A: “This is a very important question. I think the next step is going to be focusing more on how to increase the overall durability of response as well as increased the rate of response. And I think that's going to be done by combining drugs. We have several active drugs now. So, figuring out how to combine them, and probably trying to treat patients earlier in their disease course will be important, so they don't even get to the point of becoming transfusion dependent. Several of those studies I think are going to happen over the next few years. And of course, there are other drugs that are being studied in phase I and phase II trials. Some of those hopefully will also lead to benefit to patients so that if we cannot cure the disease, we can for most patients at least improve their quality of life, make transfusions as least as possible, and also make sure they are out of the hospital and having a good quality of life.”

Q: What does the presentation at ASCO mean to you?

A: “It's one of the most gratifying moments for a clinical investigator when we hear a trial we worked on is positive. The reason why we do clinical trials is to help our patients. So have a positive trial and especially with an agent that you have worked on for years, and you have been very involved in the trial for a long time, not only in accruing patients, but also in the design and the conduct and oversight of the study and to have a trial being positive, especially for a randomized phase III trial, is a very good feeling, and the day when you hear that the results are positive is a day that you tend to remember for a very long time because what you have worked on did not only help your own patients, but hopefully if the drug gets approved, it's going to help many patients that you have not directly interacted with, which is I think is the most important mission of any clinical research.
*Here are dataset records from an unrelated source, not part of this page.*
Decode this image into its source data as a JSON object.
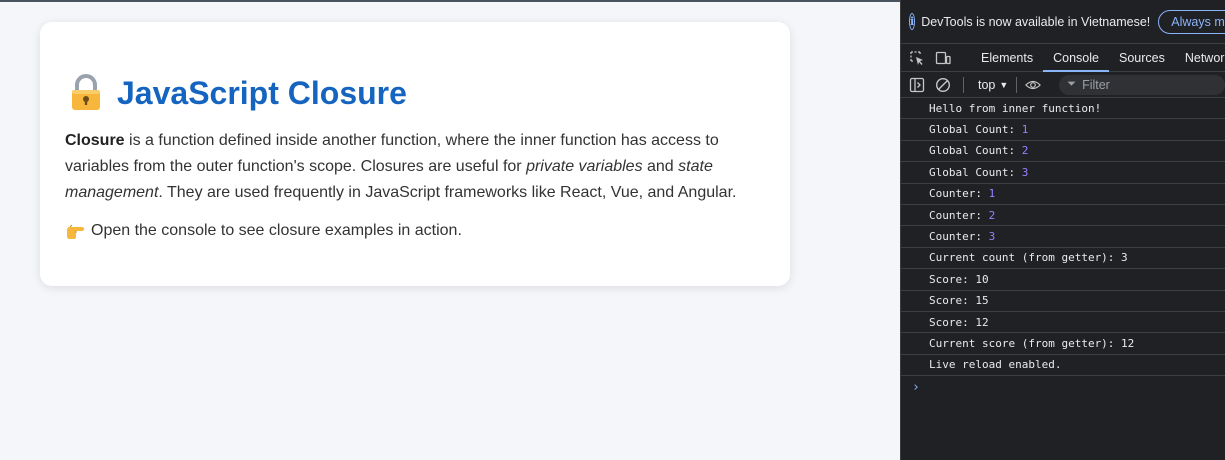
{
  "page": {
    "title": "JavaScript Closure",
    "desc_bold": "Closure",
    "desc_part1": " is a function defined inside another function, where the inner function has access to variables from the outer function's scope. Closures are useful for ",
    "desc_em1": "private variables",
    "desc_part2": " and ",
    "desc_em2": "state management",
    "desc_part3": ". They are used frequently in JavaScript frameworks like React, Vue, and Angular.",
    "hint": "Open the console to see closure examples in action.",
    "title_icon": "lock-icon",
    "hint_icon": "pointing-hand-icon",
    "accent_color": "#1565c0"
  },
  "devtools": {
    "info_text": "DevTools is now available in Vietnamese!",
    "always_button": "Always ma",
    "tabs": [
      {
        "label": "Elements",
        "active": false
      },
      {
        "label": "Console",
        "active": true
      },
      {
        "label": "Sources",
        "active": false
      },
      {
        "label": "Network",
        "active": false
      }
    ],
    "context": "top",
    "filter_placeholder": "Filter",
    "logs": [
      {
        "text": "Hello from inner function!",
        "num": ""
      },
      {
        "text": "Global Count: ",
        "num": "1"
      },
      {
        "text": "Global Count: ",
        "num": "2"
      },
      {
        "text": "Global Count: ",
        "num": "3"
      },
      {
        "text": "Counter: ",
        "num": "1"
      },
      {
        "text": "Counter: ",
        "num": "2"
      },
      {
        "text": "Counter: ",
        "num": "3"
      },
      {
        "text": "Current count (from getter): 3",
        "num": ""
      },
      {
        "text": "Score: 10",
        "num": ""
      },
      {
        "text": "Score: 15",
        "num": ""
      },
      {
        "text": "Score: 12",
        "num": ""
      },
      {
        "text": "Current score (from getter): 12",
        "num": ""
      },
      {
        "text": "Live reload enabled.",
        "num": ""
      }
    ],
    "prompt": "›"
  }
}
We are the face of the trial as clinical investigators, but we have a huge team here at Yale. A lot of coordinators, clinical research nurses, regulatory staff, and our nurse practitioners – all of them have been very important to the conduct of the trial here at Yale. This was a global study that happened in many countries, many centers, and it's a coordinated effort. So we are presenting the data on behalf of everybody and hoping that the regulatory review will be successful, and we have another option for our patients.”